Yesterday was my seven year anniversary in Washington. This relationship has lasted longer than any other relationship (well, romantic ones), and it’s had all the ups and downs that come with something that has lasted seven years.
Seven years. Every year when I write this post, I always say the same thing: Everyone thought I would be back within a year, nobody thought I would last out here on my own. It’s strange, but I have always cared what other people thought to an extent. Some might say that “isn’t healthy”, but if you don’t care what other people think, you’ve got bigger issues. I chose my clothes every morning knowing that I want to look nice, I brush my hair and teeth, I choose to say kind and encouraging words (usually). I care what other people think, I want to be liked and (maybe) admired for being a decent human. There is one thing I have never cared about though, and that is the opinions people have about what I am “doing with my life”.

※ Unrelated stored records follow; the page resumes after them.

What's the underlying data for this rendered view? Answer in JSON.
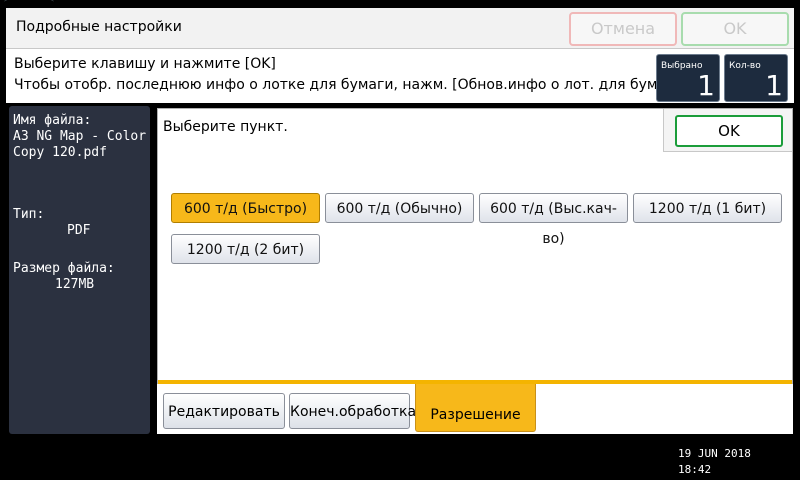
{
  "header": {
    "title": "Подробные настройки",
    "cancel_label": "Отмена",
    "ok_label": "OK"
  },
  "message": {
    "line1": "Выберите клавишу и нажмите [OK]",
    "line2": "Чтобы отобр. последнюю инфо о лотке для бумаги, нажм. [Обнов.инфо о лот. для бум.]."
  },
  "counters": {
    "selected_label": "Выбрано",
    "selected_value": "1",
    "quantity_label": "Кол-во",
    "quantity_value": "1"
  },
  "file_info": {
    "name_label": "Имя файла:",
    "name_value": "A3 NG Map - Color Copy 120.pdf",
    "type_label": "Тип:",
    "type_value": "PDF",
    "size_label": "Размер файла:",
    "size_value": "127MB"
  },
  "main": {
    "prompt": "Выберите пункт.",
    "ok_label": "OK",
    "options": [
      {
        "label": "600 т/д (Быстро)",
        "selected": true
      },
      {
        "label": "600 т/д (Обычно)",
        "selected": false
      },
      {
        "label": "600 т/д (Выс.кач-во)",
        "selected": false
      },
      {
        "label": "1200 т/д (1 бит)",
        "selected": false
      },
      {
        "label": "1200 т/д (2 бит)",
        "selected": false
      }
    ]
  },
  "tabs": [
    {
      "label": "Редактировать",
      "active": false
    },
    {
      "label": "Конеч.обработка",
      "active": false
    },
    {
      "label": "Разрешение",
      "active": true
    }
  ],
  "status": {
    "date": "19 JUN  2018",
    "time": "18:42"
  },
  "colors": {
    "accent_selected": "#f7b81a",
    "ok_border": "#1b9d3a",
    "panel_dark": "#2b3140"
  }
}
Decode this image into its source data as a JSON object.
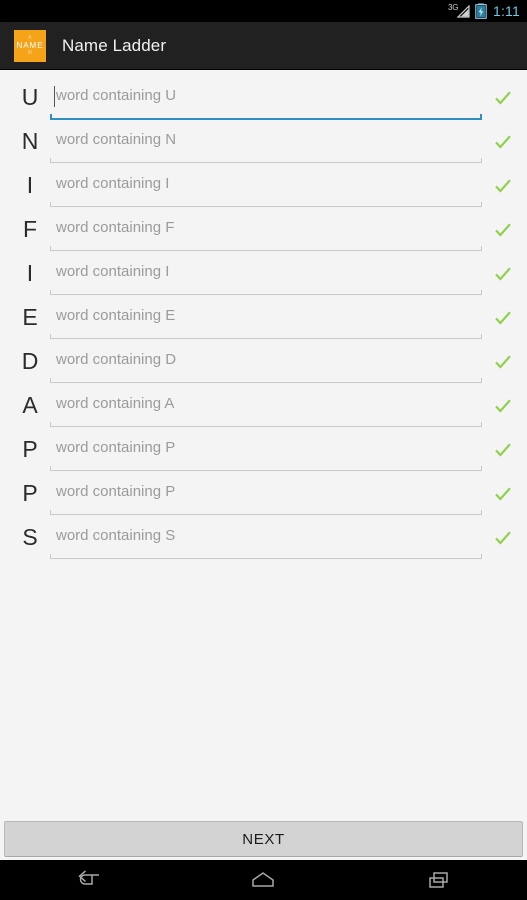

What people think about the person I choose to date, or where I live, or where I work, or any of my dreams and goals…I don’t care. That is my line, that is where I draw it, because I know myself better than anyone else and I know what is right for me. I know what will make me the happiest, so everyone can care all they want about the superficial stuff, and I will allow that because at the end of the day: none of that is as important as what makes me feel…happy. None of this means that people don’t get to me, because they absolutely do, but when I look ahead to my future I only truly see one person there waiting. And that is myself. I need to be okay with me before other people can be okay with me.